New York (Jan. 30, 2004) -- KPMG has named two new leaders to head up its tax practice, following a shakeup earlier this month of that group’s leadership in connection with the firm’s ongoing tax shelter woes.
The Big Four firm announced Thursday that James Brasher, 50, has been named vice chair of tax services and John Chopack, 56, has been named vice chair of tax services operations, effective Feb. 1. Brasher succeeds Richard Smith, who the firm said is taking on new responsibilities with its global tax operation. Chopack replaces William Hibbitt, who will return to a client service role.
Smith and Hibbitt were among the executives displaced in the shakeup announced Jan. 12, when KPMG, one of several firms under fire by regulators for its role in promoting abusive tax shelters, announced that deputy chairman and former vice chair of tax services Jeff Stein would retire at the end of this month. In addition, Jeff Eischeid, partner-in-charge of the tax practice's personal financial planning practice, gave up that post and was put on administrative leave.
Brasher, who joined the firm in 1975 and became a partner 10 years later, currently serves as the firm's Midwest area managing partner for the federal tax practice in Chicago. He has served as a member of KPMG's board of directors since 1999 and chaired its nominating committee last year.
Chopack, who became a partner in 1981, heads up the firm's tax risk and regulatory matters group in Philadelphia. Prior to that, he served as the mid- Atlantic area managing partner from 1998 to 2003.
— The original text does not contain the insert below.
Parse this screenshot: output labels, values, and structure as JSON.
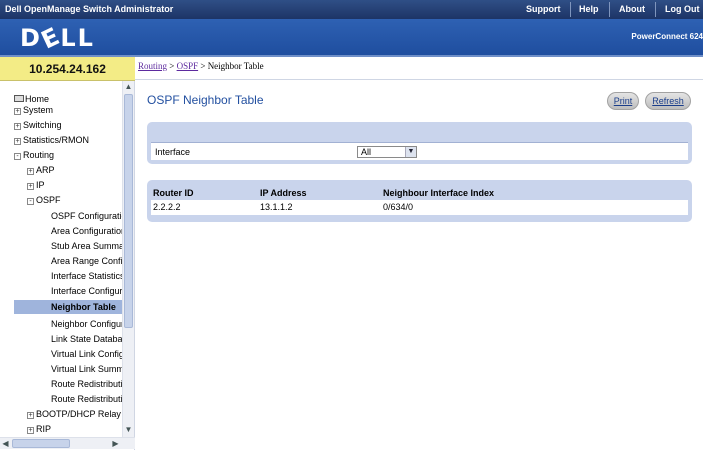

"KPMG is dedicated to leading the effort to return credibility to our profession and restore investor confidence in the capital markets," said chairman and chief executive Eugene D. O'Kelly.
Over the past two years, an Internal Revenue Service crackdown on tax shelter promoters has resulted in legal action against several firms, including Grant Thornton, KPMG, BDO Seidman and Ernst & Young. The Public Company Accounting Oversight Board has also pledged to use its audit firm inspection authority to crack down on abusive tax shelter promotions by accountants.
According to a report compiled by a Senate government affairs subcommittee, KPMG collected roughly $124 million in fees from shelters from 1997 through 2001 -- shelters that the report estimated cost the federal government about $1.4 billion in lost revenue.